Ulfstand was a councillor, nobleman and admiral serving under John I of Denmark and many objects have been uncovered during archeological excavations that demonstrate the extravagant lifestyle of the knight's family at Glimmingehus up until Ulfstand's death in 1523. Some of the most expensive objects for sale in Europe during this period, such as Venetian glass, painted glass from the Rhine district and Spanish ceramics have been found here. Evidence of the family's wealth can also be seen inside the stone fortress, where everyday comforts for the knight's family included hot air channels in the walls and bench seats in the window recesses. Although considered comfortable for its period, it has also been argued that Glimmingehus was an expression of "Knighthood nostalgia" and not considered opulent or progressive enough even to the knight's contemporaries and especially not to later generations of the Scanian nobility. Glimmingehus is thought to have served as a residential castle for only a few generations before being transformed into a storage facility for grain.

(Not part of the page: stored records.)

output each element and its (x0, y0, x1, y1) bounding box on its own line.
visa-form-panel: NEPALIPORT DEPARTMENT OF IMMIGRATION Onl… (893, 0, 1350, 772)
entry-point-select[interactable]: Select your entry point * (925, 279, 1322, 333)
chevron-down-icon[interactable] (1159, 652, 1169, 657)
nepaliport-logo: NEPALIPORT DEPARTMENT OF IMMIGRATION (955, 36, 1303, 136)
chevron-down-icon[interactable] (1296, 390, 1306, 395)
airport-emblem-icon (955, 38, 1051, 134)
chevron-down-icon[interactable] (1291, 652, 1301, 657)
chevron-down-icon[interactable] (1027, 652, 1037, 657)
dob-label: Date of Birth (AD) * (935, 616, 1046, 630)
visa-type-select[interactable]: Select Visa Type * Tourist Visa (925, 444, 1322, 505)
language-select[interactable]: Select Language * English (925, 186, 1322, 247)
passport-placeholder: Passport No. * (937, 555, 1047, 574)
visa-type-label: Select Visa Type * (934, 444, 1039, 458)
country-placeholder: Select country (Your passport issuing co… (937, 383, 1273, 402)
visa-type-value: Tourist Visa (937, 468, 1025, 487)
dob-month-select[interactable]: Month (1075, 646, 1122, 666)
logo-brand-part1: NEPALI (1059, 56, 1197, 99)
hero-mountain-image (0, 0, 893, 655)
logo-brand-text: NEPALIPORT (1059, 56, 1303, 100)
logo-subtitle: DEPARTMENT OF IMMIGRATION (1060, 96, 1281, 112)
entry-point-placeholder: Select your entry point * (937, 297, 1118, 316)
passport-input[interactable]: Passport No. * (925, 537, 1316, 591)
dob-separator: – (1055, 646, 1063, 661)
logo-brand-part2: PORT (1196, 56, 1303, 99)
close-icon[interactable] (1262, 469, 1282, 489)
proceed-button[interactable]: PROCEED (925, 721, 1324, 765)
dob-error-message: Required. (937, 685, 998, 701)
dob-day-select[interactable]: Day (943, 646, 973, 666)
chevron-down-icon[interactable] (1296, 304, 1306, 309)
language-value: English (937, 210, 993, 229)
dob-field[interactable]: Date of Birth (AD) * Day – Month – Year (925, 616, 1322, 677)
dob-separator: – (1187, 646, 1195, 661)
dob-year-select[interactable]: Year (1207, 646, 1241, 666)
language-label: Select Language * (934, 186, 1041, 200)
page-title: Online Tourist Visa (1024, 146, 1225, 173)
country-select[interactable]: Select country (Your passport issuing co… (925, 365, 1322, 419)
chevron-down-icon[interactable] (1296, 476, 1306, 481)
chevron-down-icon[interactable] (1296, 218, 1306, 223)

An order from Charles XI to the administrators of the Swedish dominion of Scania in 1676 to demolish the castle, in order to ensure that it would not fall into the hands of the Danish king during the Scanian War, could not be executed. A first attempt, in which 20 Scanian farmers were ordered to assist, proved unsuccessful. An additional force of 130 men were sent to Glimmingehus to execute the order in a second attempt. However, before they could carry out the order, a Danish-Dutch naval division arrived in Ystad, and the Swedes had to abandon the demolition attempts. Throughout the 18th century the castle was used as deposit for agricultural produce and in 1924 it was donated to the Swedish state. Today it is administered by the Swedish National Heritage Board.

On site there is a museum, medieval kitchen, shop and restaurant and coffee house. During summer time there are several guided tours daily. In local folklore, the castle is described as haunted by multiple ghosts and the tradition of storytelling inspired by the castle is continued in the summer events at the castle called "Strange stories and terrifying tales".